Sure, I can update the README. I guess the three bullets I wrote above are more or less sufficient?

Additional question: I began looking at adding a data loader and realized that I actually do not need a data loader, but only a dataset class. I may use the torch built in data loader (at least as a start).

Where are custom dataset classes intended to be placed? Currently the folder 'datasets' is intended to contain actual data...

Two alternatives I see: 1) Place both datasets and loaders into 'dataloader' folder 2) Make the standard folder for data a new folder 'data', then use the 'datasets' folder the place to place custom dataset classes

What do you think?

victoresque commented 6 years ago

Hi,

I prefer the second alternative, since the name data is more general than datasets

If data loaders are not needed to be re-implemented (use torch built-in), maybe you can put datasets and data_loader into a folder data_utils?

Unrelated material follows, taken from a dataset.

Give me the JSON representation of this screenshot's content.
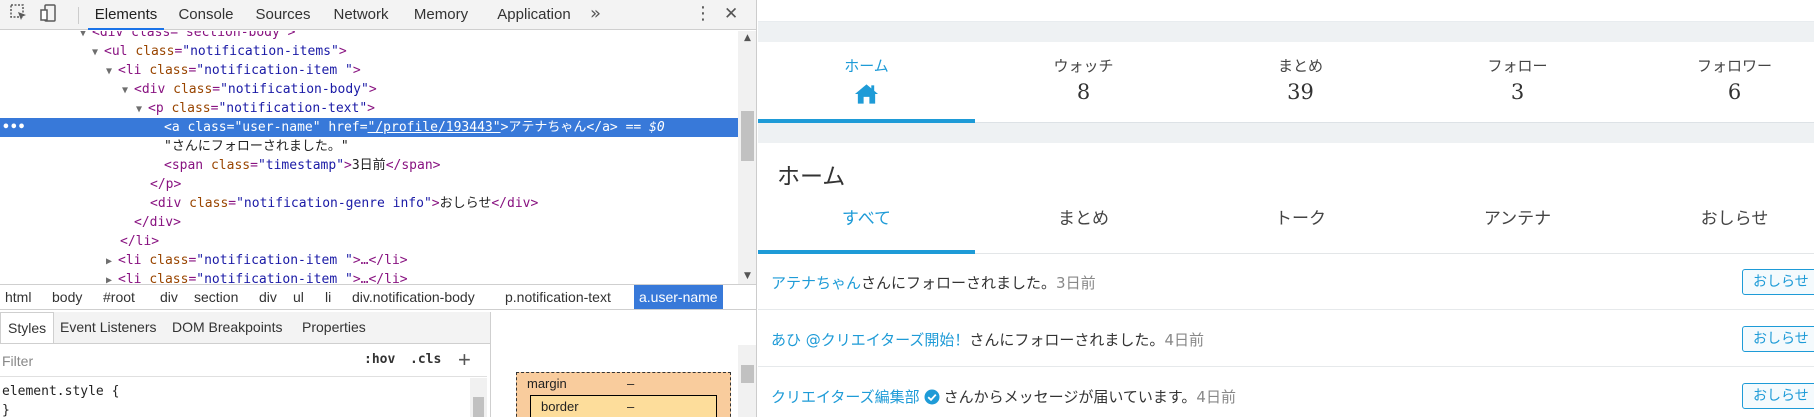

Then the folder structure would be somewhat similar to:

 ...
  ├── data_utils/ - data utilities
  │   ├── data_loaders.py
  │   ├── datasets.py
  │   └── your_custom_dataset.py
  ├── data/ - default data folder
  ...

or even simpler:

 ...
  ├── data_utils/ - data utilities
  │   ├── data_utils.py
  │   └── your_custom_dataset.py
  ├── data/ - default data folder
  ...

You can try to figure out the better way among these options, thanks

borgesa commented 5 years ago

Hi @victoresque and @SunQpark ,

If you merge this pull request, I can do the requested update of the README.md separately (easier workflow for me, as I merged from my master branch).

Hope this is ok with you.

SunQpark commented 5 years ago

OK, I'll do that

borgesa commented 5 years ago

Thank you @SunQpark. Next pull request sent (updating loss.py).